HPC Systems Engineer
About Applied Digital:
Applied Digital (NASDAQ: APLD) operates next-generation data centers for high-performance compute and Machine Learning applications. As a rapidly growing publicly traded company, we seek an HPC Systems Engineer who understands state-of-the-art HPC data center system hardware and systems design.
The Data Center Systems Engineer [HPC] will be a subject matter expert in High Performance Computing (HPC) Infrastructure and storage in conjunction with a team responsible for engineering, deploying, and supporting HPC based clusters and data centers. You will provide technical guidance to a small team of system administrators and perform activities required to design, build, support, and automate large, complex High-Performance Compute data center server systems.
The Systems Engineer will also own Applied Digital’s data center IT systems for existing cryptocurrency mining which includes design and engineering decisions. Additionally, this role will lead a team of systems engineers at data centers across North America with technical architecture and management responsibilities.
Primary Job Duties
Engineer HPC computer systems based on customer requirements, budgets, timelines, and parts availability.
Design and implement scalable systems, automation, and architectures.
Support the HPC design, construction, engineering, operations, networking, storage teams and operations.
Enhance system efficiency, robustness, and scalability.
Lead capacity planning to help determine compute and storage growth needs.
Apply in-depth HPC and Linux expertise to collaborate with stakeholders across IT and domain disciplines to expand HPC use cases.
Evaluate, analyze, and integrate HPC technologies such as job schedulers, high performance interconnects, networked filesystems, cybersecurity, cluster management, virtualization, networking, performance tuning, and data center planning.
Own job scheduler, such as SLURM, including configuration, optimization, and advanced features.
Assist customers with dataset storage and systems to support their requirements.
Help customers optimize and troubleshoot complex ML/AI jobs and pipelines.
Act as the senior engineer assessing innovative technologies and integrate existing commercial and open-source automation solutions.
Work closely with network team to define and design network requirements for systems environments.
Engineering, developing, deploying, and operating large scale distributed systems at scale
System, datacenter, or DevOps engineer in a complex HPC datacenter environment
Experience with Job Schedulers for High Performance Computing (HPC) systems, including consideration of resilience, memory, scalability, and central processing unit (CPU) footprint.
Experience doing performance analysis studies of automation and applications on HPC system architectures.
Working with containerization and micro-service technologies: Kubernetes (K8s), Docker, Singularity, etc.
Implementing and supporting High-Performance Compute (HPC) Clusters
Experience with Virtualization, Windows, and Linux-based operating systems in HPC environments
Experience with various Processor architectures (e.g., CPU, GPU, FPGA)
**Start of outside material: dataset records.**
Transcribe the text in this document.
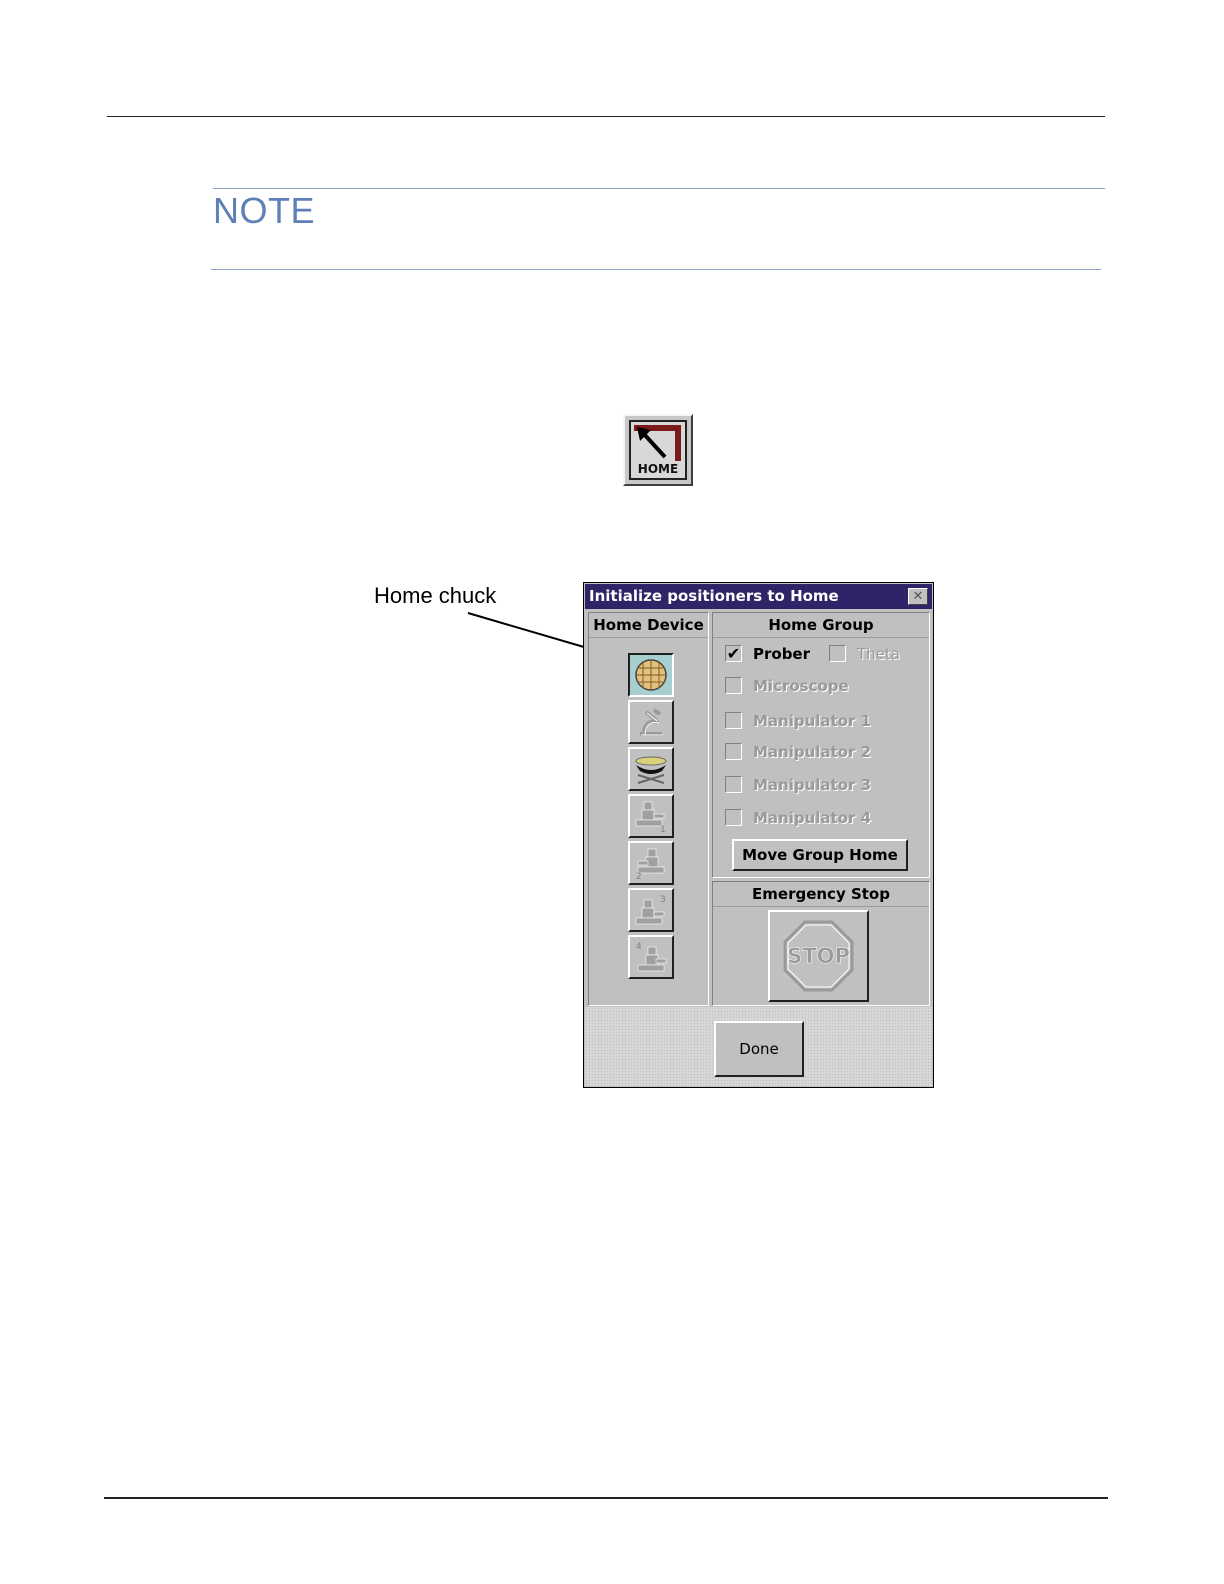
NOTE
HOME
Home chuck	Initialize positioners to Home	✕
Home Device
1
2
3
4
Home Group
✔ Prober	Theta
Microscope
Manipulator 1
Manipulator 2
Manipulator 3
Manipulator 4
Move Group Home
Emergency Stop
STOP
Done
Experience with assorted Memory architectures (e.g., DRAM, DDR, HBM, persistent memories)
Experience with large-scale storage and filesystems (e.g., Flash, NVMe, HDD)
Enterprise automation development and processes necessary to communicate with data scientists, ML engineers and effectively orchestrate large scale server clusters (Python, Shell scripting, etc.)
Experience with Open Cloud Platform (OCP) a plus
Knowledge of systems management, logging, and monitoring systems
Demonstrated networking knowledge in all OSI network layers.